On arrival, the patient showed somnolence, reacted rapidly to painfull stimuli and was orientated with slurred speech afterwards. physical examination showed signs of hypoperfusion of the peripheral arteries, hypotonia with 60/30 mmHg measured by cuff, bradycardia with 45 bpm (junctional rhythm in ECG),
BGA: metabolic acidosis (partly respiratory compensated) with pH 7,28, pCO2 35, pO2 98 (mmHg resp.), BE -9,7, lactate 9,2 (mmol/l resp.)
Lab values within limits of normal.
Toxicological screening: levels of ethanol elevated with 2,72 g/l as were the ones for benzodiazepines with 3956 ng/ml ,carbamazepine, valproic acid, acetaminophen and tricyclic antidepressants negative. No direct measurement for diltiazem available. No echocardiography was performed for technical reasons, normal chest- X-ray .

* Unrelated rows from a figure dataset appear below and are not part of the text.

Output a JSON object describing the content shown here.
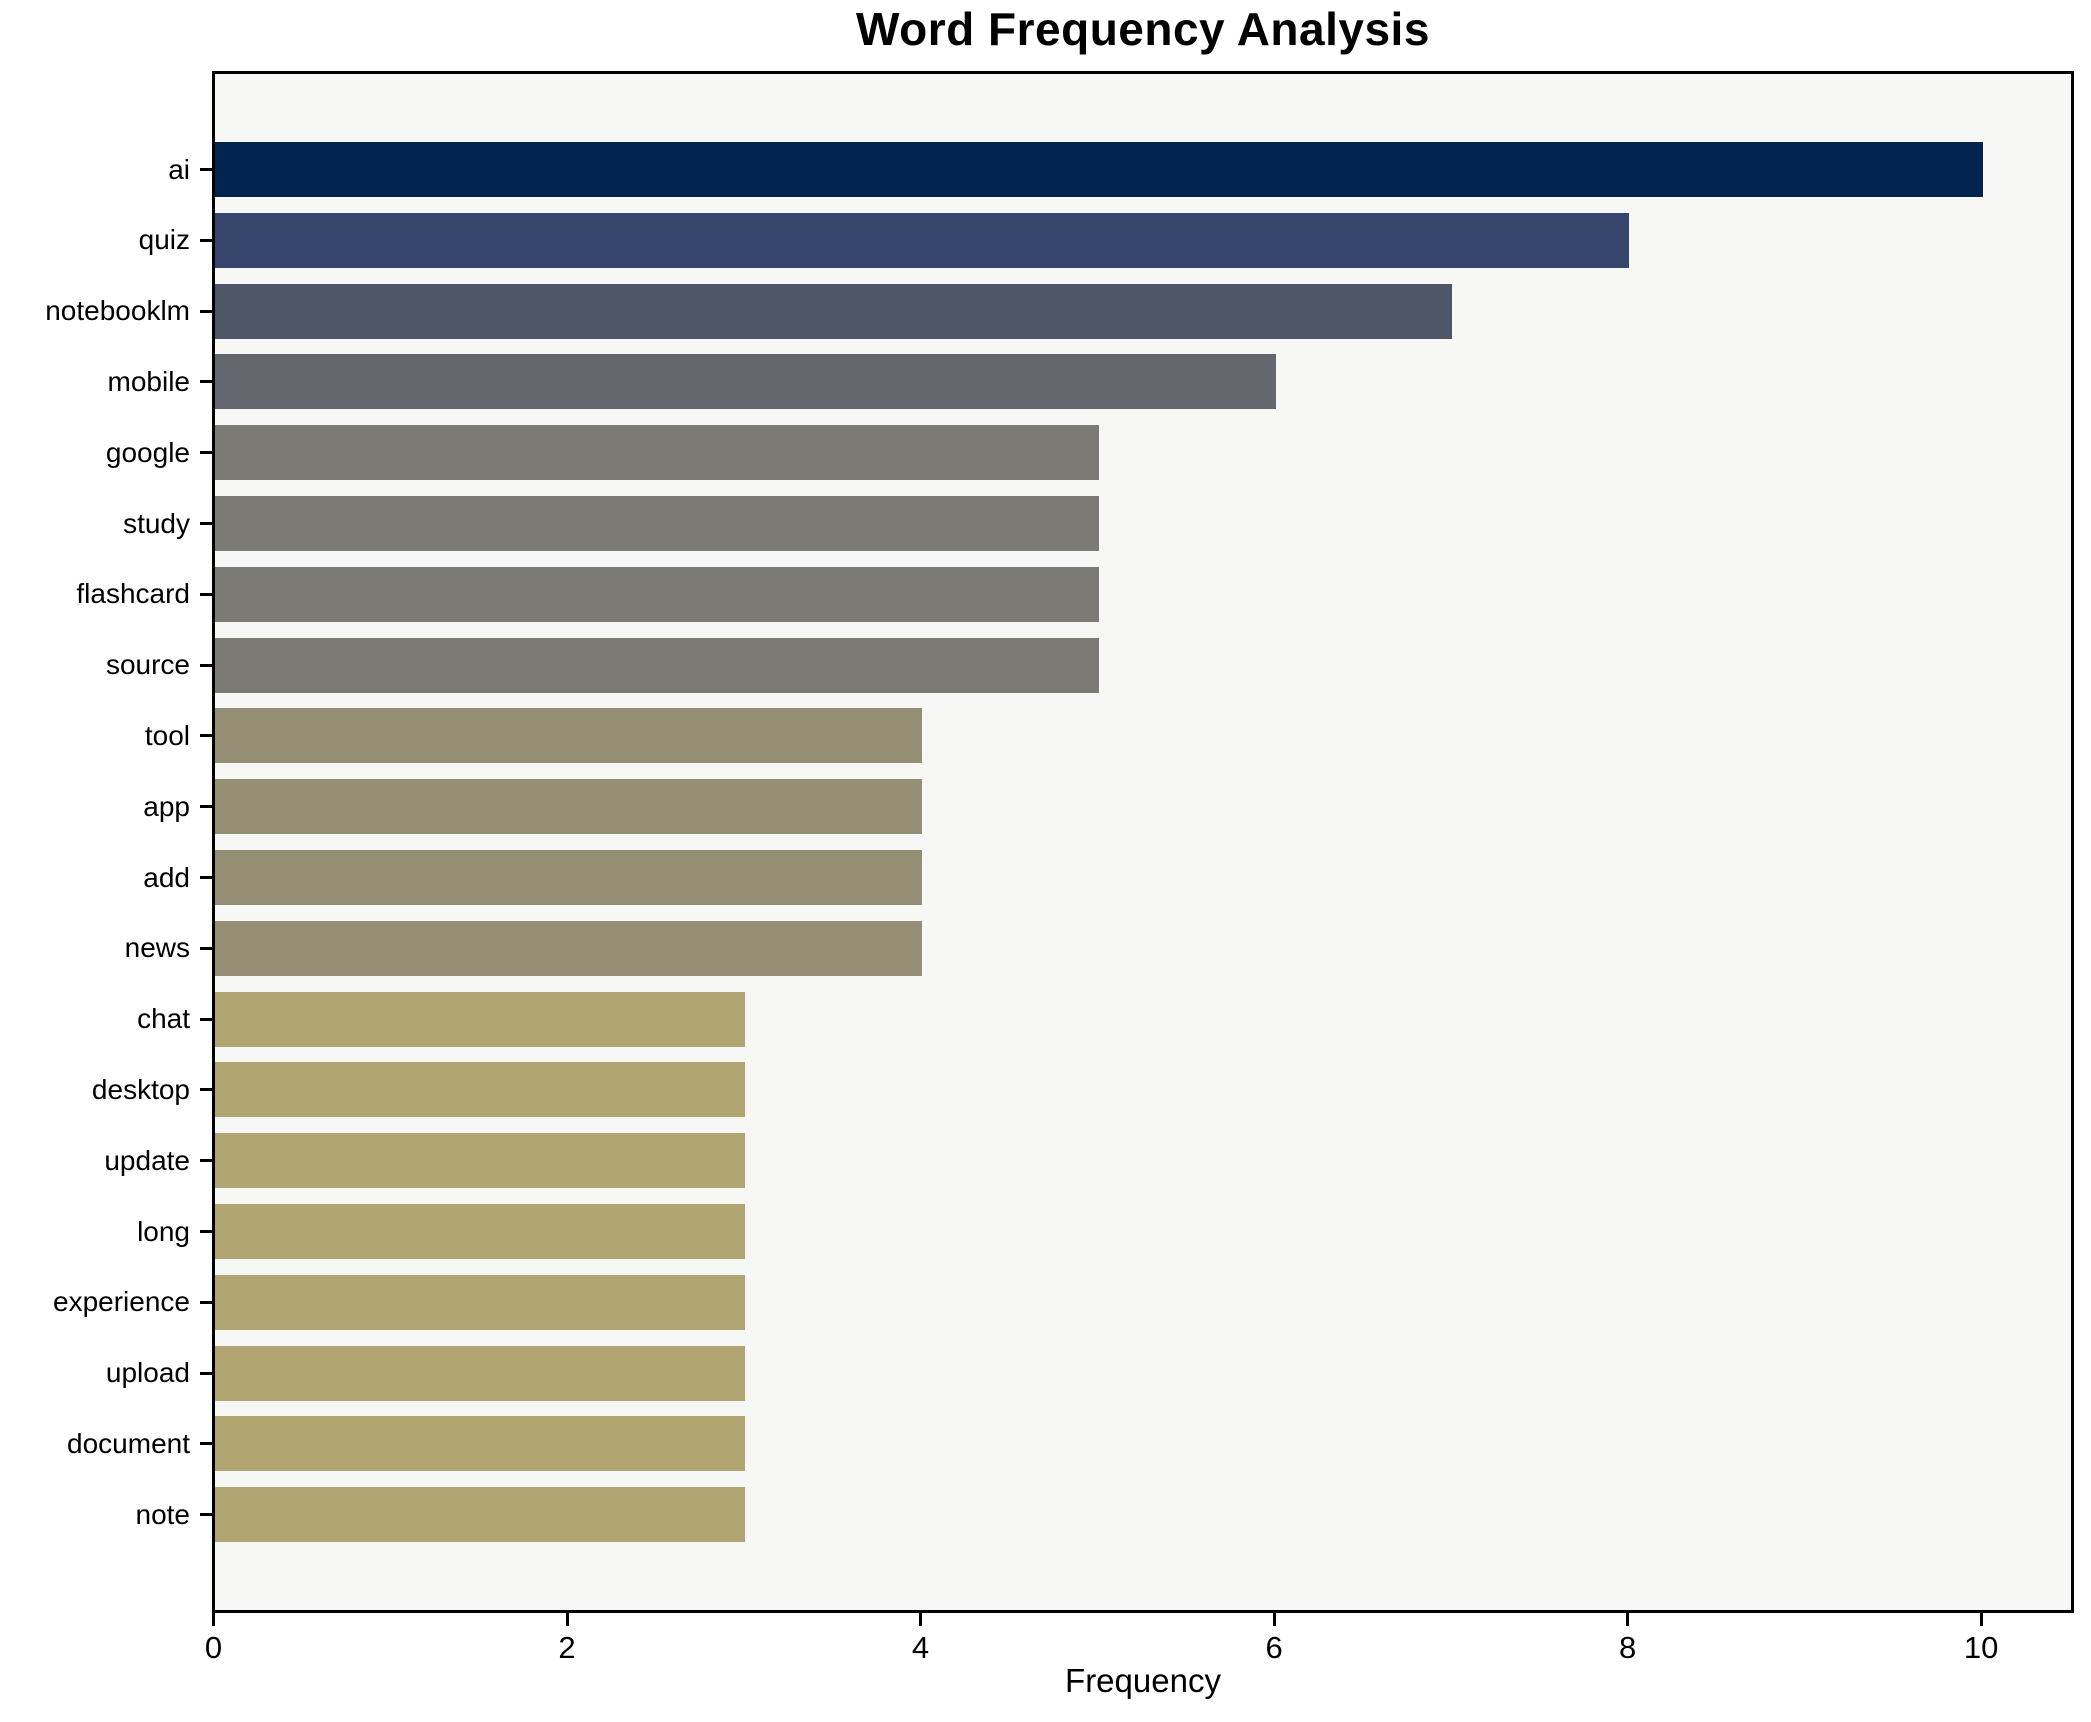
{
  "title": "Word Frequency Analysis",
  "chart_data": {
    "type": "bar",
    "orientation": "horizontal",
    "title": "Word Frequency Analysis",
    "xlabel": "Frequency",
    "ylabel": "",
    "categories": [
      "ai",
      "quiz",
      "notebooklm",
      "mobile",
      "google",
      "study",
      "flashcard",
      "source",
      "tool",
      "app",
      "add",
      "news",
      "chat",
      "desktop",
      "update",
      "long",
      "experience",
      "upload",
      "document",
      "note"
    ],
    "values": [
      10,
      8,
      7,
      6,
      5,
      5,
      5,
      5,
      4,
      4,
      4,
      4,
      3,
      3,
      3,
      3,
      3,
      3,
      3,
      3
    ],
    "bar_colors": [
      "#02234d",
      "#36456b",
      "#4e5668",
      "#64666d",
      "#7b7a74",
      "#7b7a74",
      "#7b7a74",
      "#7b7a74",
      "#948e74",
      "#948e74",
      "#948e74",
      "#948e74",
      "#b0a471",
      "#b0a471",
      "#b0a471",
      "#b0a471",
      "#b0a471",
      "#b0a471",
      "#b0a471",
      "#b0a471"
    ],
    "xlim": [
      0,
      10.5
    ],
    "xticks": [
      0,
      2,
      4,
      6,
      8,
      10
    ],
    "grid": false,
    "legend": false,
    "plot_background": "#f7f7f5",
    "figure_background": "#ffffff",
    "axis_color": "#000000"
  }
}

CVA, oxygen, infusion, dobutamine (6 mcg/kh/min) and noradrenaline, the latter in rapid increasing doses ( up to 0,8 mcg/kh/min) to achieve an adequate perfusion pressure. BE increasing negative heralding the failure of this strategy, therefore fulfilling our institutional criteria for LRT (life-threatening intoxication present).
LRT started app. 1 hour after admission at the ICU, that is app. 3-5 h after ingestion.

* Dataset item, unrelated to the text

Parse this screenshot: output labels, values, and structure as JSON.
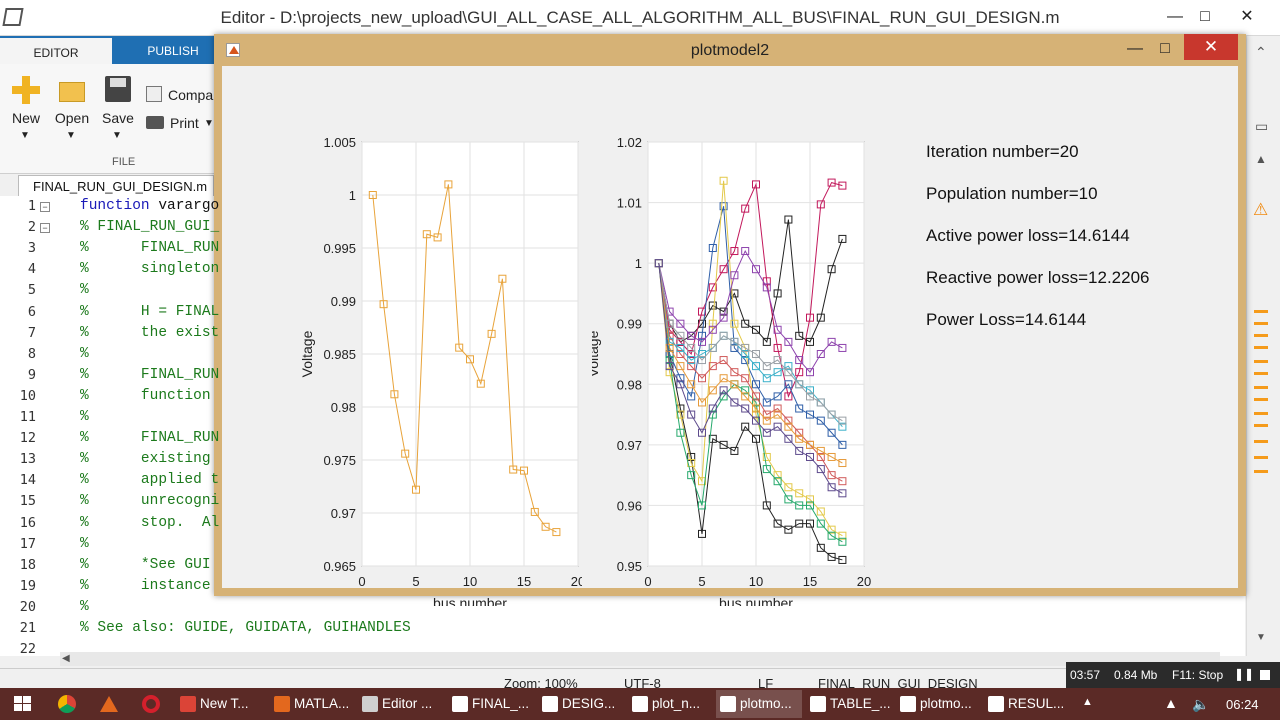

During the injection of the bolus part of INTRALIPID ® 20%, the heart rate of the patient dropped to 15 bpm (ventricular rhythm with broad QRS complexes) after approximately 50 ml of the drug. Patient lost conciousness immediately and lipid infusion was stopped. The rhythm recovered within app. 2 minutes to junctional rhythm after cessation of lipid rescue as the patient regained normal brain functions, no further attempt of LRT was made (50ml of INTRALIPID 20% ® given totally). Values for blood pressure were about 65 mmHg MAP after that event with noradrenaline and dobutrex in the range mentioned before.
In the next 12 hours the vasoplegic state recovered rapidly as the heart rate recovered to normal values after reoccurence of sinus nodal activity. After 40 hours the patient was stable without intervention and was transferred to a medical ward for rehabilitation. No signs of permanent organ damage remained and she left hospital within a couple of days
Discussion:
A negative effect probably related to the administration of LRT was observed. The correlation between administration of the bolus part of LRT and the described symptomatic bradycardia was obvious, as was the recovery after cessation of lipid infusion. The bolus was applied manually by the treating physician according to our protocol, with a planned bolus administration of 105ml INTRALIPID 20% ® over 2-3 minutes. After 50 ml, the half of the planned amount, the incident occured and the infusion was halted. Complete atrioventricular block with ventricular rescue beats was detetcted on the monitor, accompanied by symptomatical hypotension, shifting to junctional rhythm after app.2 minutes.
An explanation to this event is the intoxication itself, as diltiazem, a calcium channel blocking drug, is a potent antitachycardic agent, producing AV-block of any degree in doses quite below the ones mentioned before in this case.
Another explanation would be LRT, as a bolus of highly concentrated fat might produce transient hypoxemia as it travelles through the coronary system.
The patient recovered after standard, symptomatic therapy, without sequelae, neither from intoxication nor LRT. The underlying pathomechanisms remain unclear.